De hecho, Martín Insaurralde, que fue su principal contendiente en las elecciones de 2013, viene coqueteando desde hace meses con sumarse a sus filas. Distinta suerte correría la Presidenta si se enfrenta a quien hoy es el principal candidato que tiene el Frente para la Victoria: Scioli. Un 32,7% asegura que votaría a Cristina, contra un 28,8% que privilegiaría la “continuidad con cambio” que expresa el gobernador bonaerense. El dato llamativo es que el 30,1% dice que ante esas opciones decidiría votar en blanco. El interrogante es si Scioli, todavía muy identificado con el kirchnerismo, lograría captar más votos si asume un rol más opositor.

El sondeo también indagó sobre si los encuestados estaban de acuerdo con la posibilidad de habilitar a la Presidenta a pelear por la re-re-elección. El resultado es contundente: 67,5% rechaza la idea contra sólo un 27,8% que la aceptaría.

El escenario hoy es meramente hipotético. Para ser candidata a la Presidencia de nuevo Cristina necesitaría reformar la Constitución. Para eso hace falta que dos tercios de los miembros del Congreso promuevan la reforma, algo que hoy se avizora como irreal. En caso de superar ese escollo, se debería realizar la elección de constituyentes, encargados de reformar la Constitución. Y en esa instancia debería conseguir la mitad más uno de los votos , entre propios y aliados, para garantizarse que se aprueben sus cambios. Viendo que un 67% rechaza la re-re, esa posibilidad también aparece lejana. Con este marco, por el momento, el “sanseacabó” deberá seguir esperando.

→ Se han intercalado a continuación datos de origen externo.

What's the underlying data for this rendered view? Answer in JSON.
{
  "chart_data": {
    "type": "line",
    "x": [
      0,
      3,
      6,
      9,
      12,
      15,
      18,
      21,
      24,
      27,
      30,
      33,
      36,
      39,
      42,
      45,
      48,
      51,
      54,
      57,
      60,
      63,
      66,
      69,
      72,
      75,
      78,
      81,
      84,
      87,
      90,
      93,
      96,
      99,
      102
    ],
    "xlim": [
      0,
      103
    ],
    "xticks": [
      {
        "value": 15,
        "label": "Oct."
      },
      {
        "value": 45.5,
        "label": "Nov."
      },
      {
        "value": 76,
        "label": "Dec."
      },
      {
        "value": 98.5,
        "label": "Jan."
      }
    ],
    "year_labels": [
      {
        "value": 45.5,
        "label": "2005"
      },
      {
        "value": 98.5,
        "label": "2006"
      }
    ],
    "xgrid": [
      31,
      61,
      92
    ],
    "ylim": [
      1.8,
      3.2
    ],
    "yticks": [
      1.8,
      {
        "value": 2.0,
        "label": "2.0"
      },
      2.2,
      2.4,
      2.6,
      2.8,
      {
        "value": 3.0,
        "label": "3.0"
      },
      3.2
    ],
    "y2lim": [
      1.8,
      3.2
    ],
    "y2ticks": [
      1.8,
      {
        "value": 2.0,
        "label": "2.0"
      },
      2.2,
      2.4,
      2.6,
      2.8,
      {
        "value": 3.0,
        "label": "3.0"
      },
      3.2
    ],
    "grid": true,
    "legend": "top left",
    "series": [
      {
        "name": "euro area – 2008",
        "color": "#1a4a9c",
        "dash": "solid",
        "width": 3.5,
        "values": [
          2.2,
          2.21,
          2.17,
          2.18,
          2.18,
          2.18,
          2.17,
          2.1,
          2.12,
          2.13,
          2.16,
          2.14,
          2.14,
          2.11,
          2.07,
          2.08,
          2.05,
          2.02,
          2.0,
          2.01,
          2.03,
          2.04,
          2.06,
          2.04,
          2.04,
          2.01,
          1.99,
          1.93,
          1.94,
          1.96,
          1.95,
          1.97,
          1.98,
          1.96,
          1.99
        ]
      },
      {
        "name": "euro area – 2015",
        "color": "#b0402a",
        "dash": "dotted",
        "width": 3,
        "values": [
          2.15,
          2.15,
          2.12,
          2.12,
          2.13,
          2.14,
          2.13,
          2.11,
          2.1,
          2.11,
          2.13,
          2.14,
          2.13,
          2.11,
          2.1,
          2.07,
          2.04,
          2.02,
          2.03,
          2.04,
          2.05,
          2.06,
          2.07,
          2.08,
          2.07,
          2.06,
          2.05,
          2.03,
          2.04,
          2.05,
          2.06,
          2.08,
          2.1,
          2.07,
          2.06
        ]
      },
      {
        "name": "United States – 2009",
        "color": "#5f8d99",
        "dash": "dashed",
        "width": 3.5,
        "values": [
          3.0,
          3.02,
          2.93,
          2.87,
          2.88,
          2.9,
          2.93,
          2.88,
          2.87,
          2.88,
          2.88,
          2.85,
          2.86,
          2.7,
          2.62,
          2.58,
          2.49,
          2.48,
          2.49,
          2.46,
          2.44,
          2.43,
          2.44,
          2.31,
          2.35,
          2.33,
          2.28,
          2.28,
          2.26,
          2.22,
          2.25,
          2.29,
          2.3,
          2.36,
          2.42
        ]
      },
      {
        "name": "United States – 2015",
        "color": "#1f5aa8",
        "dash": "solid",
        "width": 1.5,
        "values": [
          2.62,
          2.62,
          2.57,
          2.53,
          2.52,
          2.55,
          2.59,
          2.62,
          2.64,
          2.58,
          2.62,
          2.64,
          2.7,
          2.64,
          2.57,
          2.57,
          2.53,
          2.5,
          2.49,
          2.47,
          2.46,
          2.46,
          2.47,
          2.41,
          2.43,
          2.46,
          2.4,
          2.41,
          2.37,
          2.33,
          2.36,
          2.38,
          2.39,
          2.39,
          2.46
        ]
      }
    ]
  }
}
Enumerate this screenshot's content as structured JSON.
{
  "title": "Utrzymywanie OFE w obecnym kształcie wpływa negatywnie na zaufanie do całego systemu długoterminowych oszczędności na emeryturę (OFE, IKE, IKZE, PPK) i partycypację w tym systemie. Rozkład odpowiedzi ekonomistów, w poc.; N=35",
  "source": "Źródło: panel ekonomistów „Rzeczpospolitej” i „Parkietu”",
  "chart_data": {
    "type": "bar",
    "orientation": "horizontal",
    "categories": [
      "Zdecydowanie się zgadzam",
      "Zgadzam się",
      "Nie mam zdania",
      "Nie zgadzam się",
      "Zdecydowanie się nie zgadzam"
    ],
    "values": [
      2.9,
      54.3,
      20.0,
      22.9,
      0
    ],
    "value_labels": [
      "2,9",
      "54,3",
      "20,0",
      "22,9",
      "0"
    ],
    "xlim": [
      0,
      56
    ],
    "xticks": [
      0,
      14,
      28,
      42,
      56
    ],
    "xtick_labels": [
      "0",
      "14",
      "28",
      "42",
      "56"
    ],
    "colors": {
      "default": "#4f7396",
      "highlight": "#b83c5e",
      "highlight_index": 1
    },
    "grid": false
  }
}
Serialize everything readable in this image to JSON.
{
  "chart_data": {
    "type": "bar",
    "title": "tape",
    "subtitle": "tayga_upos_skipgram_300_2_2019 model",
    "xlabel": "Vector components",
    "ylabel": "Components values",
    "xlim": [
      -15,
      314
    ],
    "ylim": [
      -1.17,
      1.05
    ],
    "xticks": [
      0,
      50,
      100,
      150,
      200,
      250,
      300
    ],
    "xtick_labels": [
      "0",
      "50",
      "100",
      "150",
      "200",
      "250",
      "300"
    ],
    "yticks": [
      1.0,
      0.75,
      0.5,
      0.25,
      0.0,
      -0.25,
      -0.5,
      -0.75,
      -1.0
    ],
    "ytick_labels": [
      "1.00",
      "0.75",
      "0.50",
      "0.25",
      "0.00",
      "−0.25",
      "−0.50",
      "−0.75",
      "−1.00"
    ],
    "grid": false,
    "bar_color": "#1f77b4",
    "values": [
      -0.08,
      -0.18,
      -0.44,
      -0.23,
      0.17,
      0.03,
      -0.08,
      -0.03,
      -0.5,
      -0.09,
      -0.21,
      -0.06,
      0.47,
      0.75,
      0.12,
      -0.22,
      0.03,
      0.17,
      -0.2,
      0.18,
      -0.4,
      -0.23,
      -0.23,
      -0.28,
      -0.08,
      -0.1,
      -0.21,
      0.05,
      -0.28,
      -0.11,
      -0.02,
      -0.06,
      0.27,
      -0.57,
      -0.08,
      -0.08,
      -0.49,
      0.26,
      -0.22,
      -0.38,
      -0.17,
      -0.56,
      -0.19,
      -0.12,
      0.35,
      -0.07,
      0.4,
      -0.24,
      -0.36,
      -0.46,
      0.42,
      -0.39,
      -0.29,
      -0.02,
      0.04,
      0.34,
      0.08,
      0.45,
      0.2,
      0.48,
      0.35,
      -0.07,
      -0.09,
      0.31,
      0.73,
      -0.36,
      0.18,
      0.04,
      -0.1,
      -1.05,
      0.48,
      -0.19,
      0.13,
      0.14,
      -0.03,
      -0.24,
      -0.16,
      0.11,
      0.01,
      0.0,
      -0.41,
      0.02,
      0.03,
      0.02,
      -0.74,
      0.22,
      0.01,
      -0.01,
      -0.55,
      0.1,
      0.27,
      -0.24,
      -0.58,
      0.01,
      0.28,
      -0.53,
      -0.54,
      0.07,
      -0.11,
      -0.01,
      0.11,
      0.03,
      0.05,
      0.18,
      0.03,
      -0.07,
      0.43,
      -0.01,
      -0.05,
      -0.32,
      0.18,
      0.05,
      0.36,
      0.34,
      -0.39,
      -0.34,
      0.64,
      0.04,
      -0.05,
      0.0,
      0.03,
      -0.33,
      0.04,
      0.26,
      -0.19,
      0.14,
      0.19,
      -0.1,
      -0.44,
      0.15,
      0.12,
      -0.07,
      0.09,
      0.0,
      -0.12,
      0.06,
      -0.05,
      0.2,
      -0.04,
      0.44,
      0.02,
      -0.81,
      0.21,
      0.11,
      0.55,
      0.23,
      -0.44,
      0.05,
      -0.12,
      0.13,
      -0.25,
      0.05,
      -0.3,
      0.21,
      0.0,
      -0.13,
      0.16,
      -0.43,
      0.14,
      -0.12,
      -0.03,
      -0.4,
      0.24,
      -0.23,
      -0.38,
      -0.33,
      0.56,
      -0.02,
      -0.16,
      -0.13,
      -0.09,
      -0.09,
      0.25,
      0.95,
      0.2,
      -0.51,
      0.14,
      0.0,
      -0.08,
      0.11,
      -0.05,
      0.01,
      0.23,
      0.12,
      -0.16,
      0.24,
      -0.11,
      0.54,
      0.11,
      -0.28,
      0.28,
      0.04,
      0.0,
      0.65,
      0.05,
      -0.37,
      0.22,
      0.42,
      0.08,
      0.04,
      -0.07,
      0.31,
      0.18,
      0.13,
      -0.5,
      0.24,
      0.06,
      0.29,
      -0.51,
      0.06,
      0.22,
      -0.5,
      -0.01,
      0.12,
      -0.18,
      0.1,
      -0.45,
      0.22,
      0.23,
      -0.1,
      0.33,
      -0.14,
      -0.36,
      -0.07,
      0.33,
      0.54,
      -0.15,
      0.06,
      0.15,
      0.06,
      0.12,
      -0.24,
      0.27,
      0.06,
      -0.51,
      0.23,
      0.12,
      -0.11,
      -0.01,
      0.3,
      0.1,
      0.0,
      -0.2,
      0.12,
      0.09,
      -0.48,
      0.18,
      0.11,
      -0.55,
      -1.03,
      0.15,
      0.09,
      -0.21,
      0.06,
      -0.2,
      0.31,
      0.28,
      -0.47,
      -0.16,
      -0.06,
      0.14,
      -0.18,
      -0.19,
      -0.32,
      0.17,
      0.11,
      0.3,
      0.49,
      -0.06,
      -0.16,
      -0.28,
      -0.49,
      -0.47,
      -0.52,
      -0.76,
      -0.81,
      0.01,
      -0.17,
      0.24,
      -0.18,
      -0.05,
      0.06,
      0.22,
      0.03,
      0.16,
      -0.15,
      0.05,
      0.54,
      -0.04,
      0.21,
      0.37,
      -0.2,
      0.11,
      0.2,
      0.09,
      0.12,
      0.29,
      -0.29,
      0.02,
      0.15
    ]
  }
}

Alto conocimiento, baja imagen
A pesar de ser un político que recién hace una semana hizo su debut como orador en un acto público, Máximo Kirchner tiene un nivel de conocimiento más alto que la mayoría de la dirigencia. Sin embargo, más de la mitad de esa imagen es negativa.
Según el estudio de González y Valladares Consultores, el 51,1% de los entrevistados tiene una consideración negativa del hijo presidencial (para un 7,5% es “mala” y para el 43,6%, “muy mala”). Por el contrario, el 32,8% tiene una imagen positiva, que se divide entre 20,9% “muy buena” y 11,9% “buena”. El 11,7% dice no conocerlo y el 4,4% no tiene una opinión formada.
Su imagen podrá no ser buena, pero sin lugar a dudas Máximo Kirchner logró no pasar desapercibido. Un 63,1% confesó estar al tanto del discurso que el líder de La Cámpora había dado el sábado último en el acto en el estadio de Argentinos Juniors. Sus dichos, sin embargo, no fueron aceptados: dos tercios se mostraron en desacuerdo con su propuesta de que Cristina pudiera competir en las presidenciales.